Высота, как и глубина — высота наоборот (altitudo), — равно полезна и преодолима для поэта с его крыльями, но не середина, ровная поверхность, потому что тут одновременно требуется бежать и лететь; точно так же столица и деревня, король и крестьянин скорее приспособятся к романтическому изображению, нежели то, что расположено посередке — большие села, городки, солидные лица и важные особы, точно так же трагедии и комедии легче высказаться взаимосогласно, хотя и противоположным образом, нежели пьесам Дидро и Иффланда. Именно в романе немецкой школы, то есть в романе о важных и чиновных особах, — в том самом, который пишется и читается себе подобными, — существует значительная трудность, над которой поэт обязан одержать верх: на протяжении всего жизненного пути героя, на пути, совпадающем, быть может, с жизненным путем самого поэта, поэт, окруженный всей мелочью житейских конфликтов, не должен, рисуя героя, ни возвышать его, ни принижать, ни пользоваться контрастным фоном, и все же он должен покрыть серость мещанской повседневности яркими красками вечерней зари, сияющей с романтических небес. Герой в романе немецкой школы стоит между двумя сословиями и состояниями, он — посредник между ними, между языками и событиями; характер этот чужд и возвышенных образов-горельефов итальянской формы, и комической (но также и серьезной) барельефной формы школы противоположной, голландской; такой герой сразу в двух направлениях усложнит для писателя пользование теми средствами, которые превращают его в романтического поэта, или вообще отнимет их, — кому не угодно это видеть, тот пусть подойдет и продолжит «Озорные лета». Даже Вертеру пришлось бы из итальянской школы спуститься в немецкую, если бы только он не выражал себя одного и не выражал лирически все растущую и ширящуюся душу своими отражениями замкнутого мещанского мирка; ибо все описанное столь доподлинно, что если бы сам великий поэт рассказывал все от своего имени и творил эпически, а не лирически, отношения атамана и его жены и посольского секретаря никак не удалось бы расцветить красками, поднимающими их над немецкой школой. Но лирическое, будучи чисто духовным, отталкивает от себя все среднее и все низкое, как сестра Лирики — Музыка, превращая жизненные, обыденные отношения во всеобщие.

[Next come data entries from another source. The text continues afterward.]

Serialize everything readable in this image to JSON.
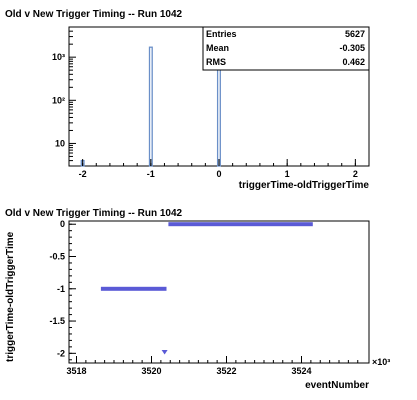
{
  "chart_data": [
    {
      "type": "bar",
      "title": "Old v New Trigger Timing -- Run 1042",
      "xlabel": "triggerTime-oldTriggerTime",
      "ylabel": "",
      "yscale": "log",
      "xlim": [
        -2.2,
        2.2
      ],
      "ylim": [
        3,
        5000
      ],
      "x_ticks": [
        -2,
        -1,
        0,
        1,
        2
      ],
      "y_ticks": [
        {
          "value": 10,
          "label": "10"
        },
        {
          "value": 100,
          "label": "10²"
        },
        {
          "value": 1000,
          "label": "10³"
        }
      ],
      "bin_width": 0.04,
      "bins": [
        {
          "x": -2.0,
          "count": 4
        },
        {
          "x": -1.0,
          "count": 1700
        },
        {
          "x": 0.0,
          "count": 3900
        }
      ],
      "stats_box": {
        "rows": [
          {
            "label": "Entries",
            "value": "5627"
          },
          {
            "label": "Mean",
            "value": "-0.305"
          },
          {
            "label": "RMS",
            "value": "0.462"
          }
        ]
      },
      "colors": {
        "bar_line": "#6a8fc8",
        "axis": "#000000"
      }
    },
    {
      "type": "scatter",
      "title": "Old v New Trigger Timing -- Run 1042",
      "xlabel": "eventNumber",
      "ylabel": "triggerTime-oldTriggerTime",
      "x_multiplier_label": "×10³",
      "xlim": [
        3517.8,
        3525.8
      ],
      "ylim": [
        -2.15,
        0.05
      ],
      "x_ticks": [
        3518,
        3520,
        3522,
        3524
      ],
      "y_ticks": [
        {
          "value": 0,
          "label": "0"
        },
        {
          "value": -0.5,
          "label": "-0.5"
        },
        {
          "value": -1,
          "label": "-1"
        },
        {
          "value": -1.5,
          "label": "-1.5"
        },
        {
          "value": -2,
          "label": "-2"
        }
      ],
      "segments": [
        {
          "x_start": 3518.65,
          "x_end": 3520.4,
          "y": -1
        },
        {
          "x_start": 3520.45,
          "x_end": 3524.3,
          "y": 0
        }
      ],
      "points": [
        {
          "x": 3520.35,
          "y": -1.98
        }
      ],
      "colors": {
        "marker": "#5a5ad6",
        "axis": "#000000"
      }
    }
  ]
}
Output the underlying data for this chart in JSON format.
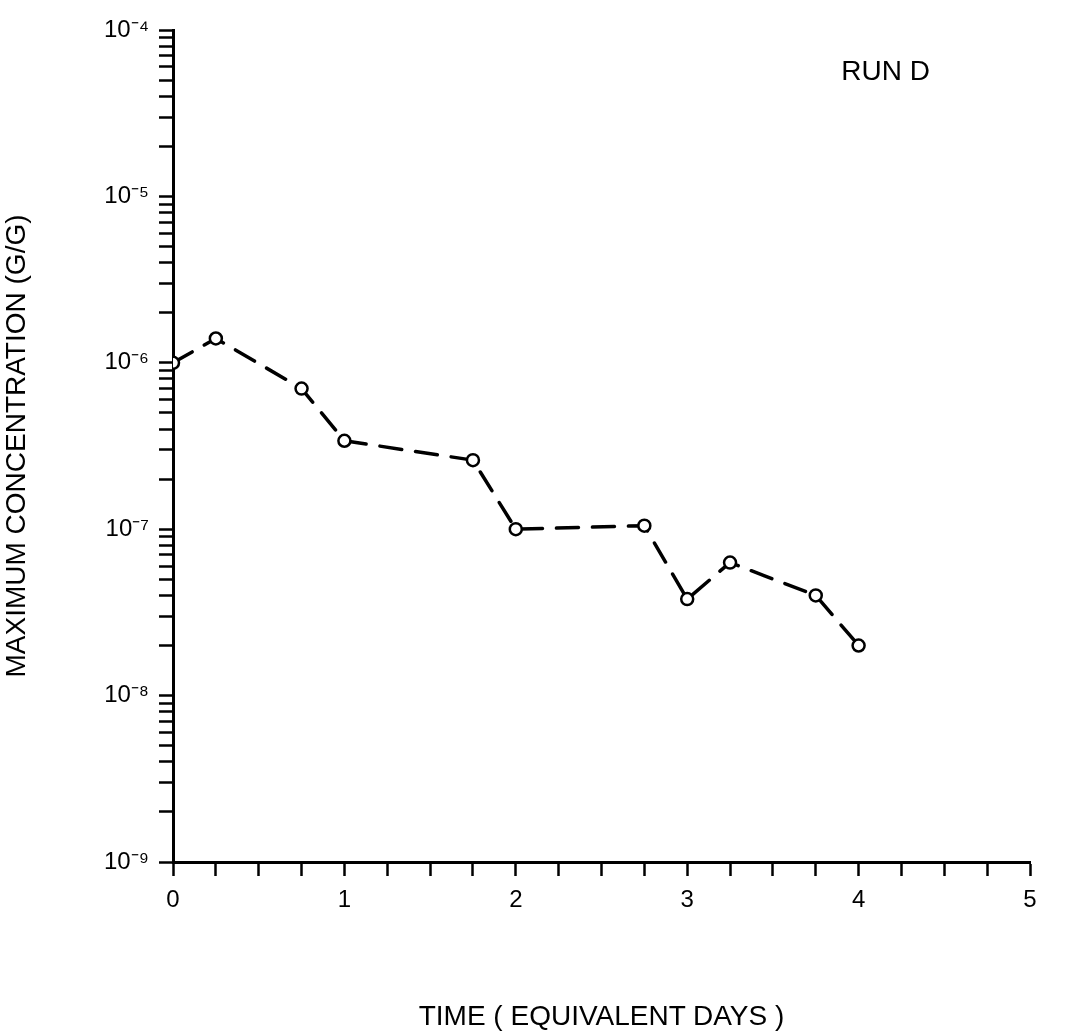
{
  "chart_data": {
    "type": "line",
    "xlabel": "TIME ( EQUIVALENT DAYS )",
    "ylabel": "MAXIMUM CONCENTRATION (G/G)",
    "annotations": [
      "RUN D"
    ],
    "x": [
      0,
      0.25,
      0.75,
      1,
      1.75,
      2,
      2.75,
      3,
      3.25,
      3.75,
      4
    ],
    "series": [
      {
        "color": "#000000",
        "values": [
          1e-06,
          1.4e-06,
          7e-07,
          3.4e-07,
          2.6e-07,
          1e-07,
          1.05e-07,
          3.8e-08,
          6.3e-08,
          4e-08,
          2e-08
        ]
      }
    ],
    "log": "y",
    "grid": false,
    "legend": false,
    "marker": "circle",
    "line_style": "dashed",
    "xlim": [
      0,
      5
    ],
    "xticks": [
      0,
      {
        "value": 0.25,
        "label": null
      },
      {
        "value": 0.5,
        "label": null
      },
      {
        "value": 0.75,
        "label": null
      },
      1,
      {
        "value": 1.25,
        "label": null
      },
      {
        "value": 1.5,
        "label": null
      },
      {
        "value": 1.75,
        "label": null
      },
      2,
      {
        "value": 2.25,
        "label": null
      },
      {
        "value": 2.5,
        "label": null
      },
      {
        "value": 2.75,
        "label": null
      },
      3,
      {
        "value": 3.25,
        "label": null
      },
      {
        "value": 3.5,
        "label": null
      },
      {
        "value": 3.75,
        "label": null
      },
      4,
      {
        "value": 4.25,
        "label": null
      },
      {
        "value": 4.5,
        "label": null
      },
      {
        "value": 4.75,
        "label": null
      },
      5
    ],
    "ylim": [
      1e-09,
      0.0001
    ],
    "yticks": [
      {
        "value": 1e-09,
        "label": "10⁻⁹"
      },
      {
        "value": 2e-09,
        "label": null
      },
      {
        "value": 3e-09,
        "label": null
      },
      {
        "value": 4e-09,
        "label": null
      },
      {
        "value": 5e-09,
        "label": null
      },
      {
        "value": 6e-09,
        "label": null
      },
      {
        "value": 7e-09,
        "label": null
      },
      {
        "value": 8e-09,
        "label": null
      },
      {
        "value": 9e-09,
        "label": null
      },
      {
        "value": 1e-08,
        "label": "10⁻⁸"
      },
      {
        "value": 2e-08,
        "label": null
      },
      {
        "value": 3e-08,
        "label": null
      },
      {
        "value": 4e-08,
        "label": null
      },
      {
        "value": 5e-08,
        "label": null
      },
      {
        "value": 6e-08,
        "label": null
      },
      {
        "value": 7e-08,
        "label": null
      },
      {
        "value": 8e-08,
        "label": null
      },
      {
        "value": 9e-08,
        "label": null
      },
      {
        "value": 1e-07,
        "label": "10⁻⁷"
      },
      {
        "value": 2e-07,
        "label": null
      },
      {
        "value": 3e-07,
        "label": null
      },
      {
        "value": 4e-07,
        "label": null
      },
      {
        "value": 5e-07,
        "label": null
      },
      {
        "value": 6e-07,
        "label": null
      },
      {
        "value": 7e-07,
        "label": null
      },
      {
        "value": 8e-07,
        "label": null
      },
      {
        "value": 9e-07,
        "label": null
      },
      {
        "value": 1e-06,
        "label": "10⁻⁶"
      },
      {
        "value": 2e-06,
        "label": null
      },
      {
        "value": 3e-06,
        "label": null
      },
      {
        "value": 4e-06,
        "label": null
      },
      {
        "value": 5e-06,
        "label": null
      },
      {
        "value": 6e-06,
        "label": null
      },
      {
        "value": 7e-06,
        "label": null
      },
      {
        "value": 8e-06,
        "label": null
      },
      {
        "value": 9e-06,
        "label": null
      },
      {
        "value": 1e-05,
        "label": "10⁻⁵"
      },
      {
        "value": 2e-05,
        "label": null
      },
      {
        "value": 3e-05,
        "label": null
      },
      {
        "value": 4e-05,
        "label": null
      },
      {
        "value": 5e-05,
        "label": null
      },
      {
        "value": 6e-05,
        "label": null
      },
      {
        "value": 7e-05,
        "label": null
      },
      {
        "value": 8e-05,
        "label": null
      },
      {
        "value": 9e-05,
        "label": null
      },
      {
        "value": 0.0001,
        "label": "10⁻⁴"
      }
    ]
  }
}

Обыкновенно эти три школы или школьные комнаты в романе следуют друг за другом так, как то бывает в картинной галерее, то есть друг поперек друга и вперемежку, что достаточно ясно можно видеть по произведениям столь известного всем нам автора; и, однако, чтобы не обидеть знакомого сочинителя, я, скорее, отнес бы некоторые его вещи к итальянскому разряду, например «Кампанскую долину» и особенно три последних тома «Титана». Тем не менее он не будет на меня в обиде, если в первом томе «Титана» я отыщу довольно много голландской контрабанды, например доктора Сфекса, который скрывается за романтическими струнами, словно мышь в резонаторе; осознав это, автор поступил разумно, изгнав его из последующих томов «Титана» и загнав в «Катценбергера». Сам по себе итальянский жанр прекрасно уживается со смешным характером, — ведь даже эпос — с Иром{6} и Терситом, так что нужно только, чтобы не поэт, а сам характер выявлял все комическое.

Немецкая школа, в согласии с которой жизнь мещанская, или, иначе, прозаическая, во всем своем многообразии играет в гетевском «Мейстере», способствовала, по-видимому, тому, что Новалис — разросшийся ветвистый куст его поэзии весьма контрастировал с голым стволом пальмы у Гете — поставил в вину «Годам учения Вильгельма Мейстера» предвзято положительное отношение к прозе жизни и отрицательное — к поэтической жизни{7}. Но мещанская поэтическая жизнь — это для Гете все та же прозаическая, та и другая для него все равно что стопы короткие и длинные — верное и неверное количество слога — словарь рифм Хюбнера, — и над всем этим парит его — высшее — поэтическое искусство и всем этим пользуется лишь как поэтическим средством. И здесь уместно выражение «поэзия поэзии», которое толковалось столь ложно. Даже если бы Гёте сам уверял нас, что убежден в преимуществах житейской прозы, то он просто забыл бы о том, что, плавая в небесах над этой прозой, он придает ей больше позолоты, чем той обыденной поэзии, которая расположена ближе к нему.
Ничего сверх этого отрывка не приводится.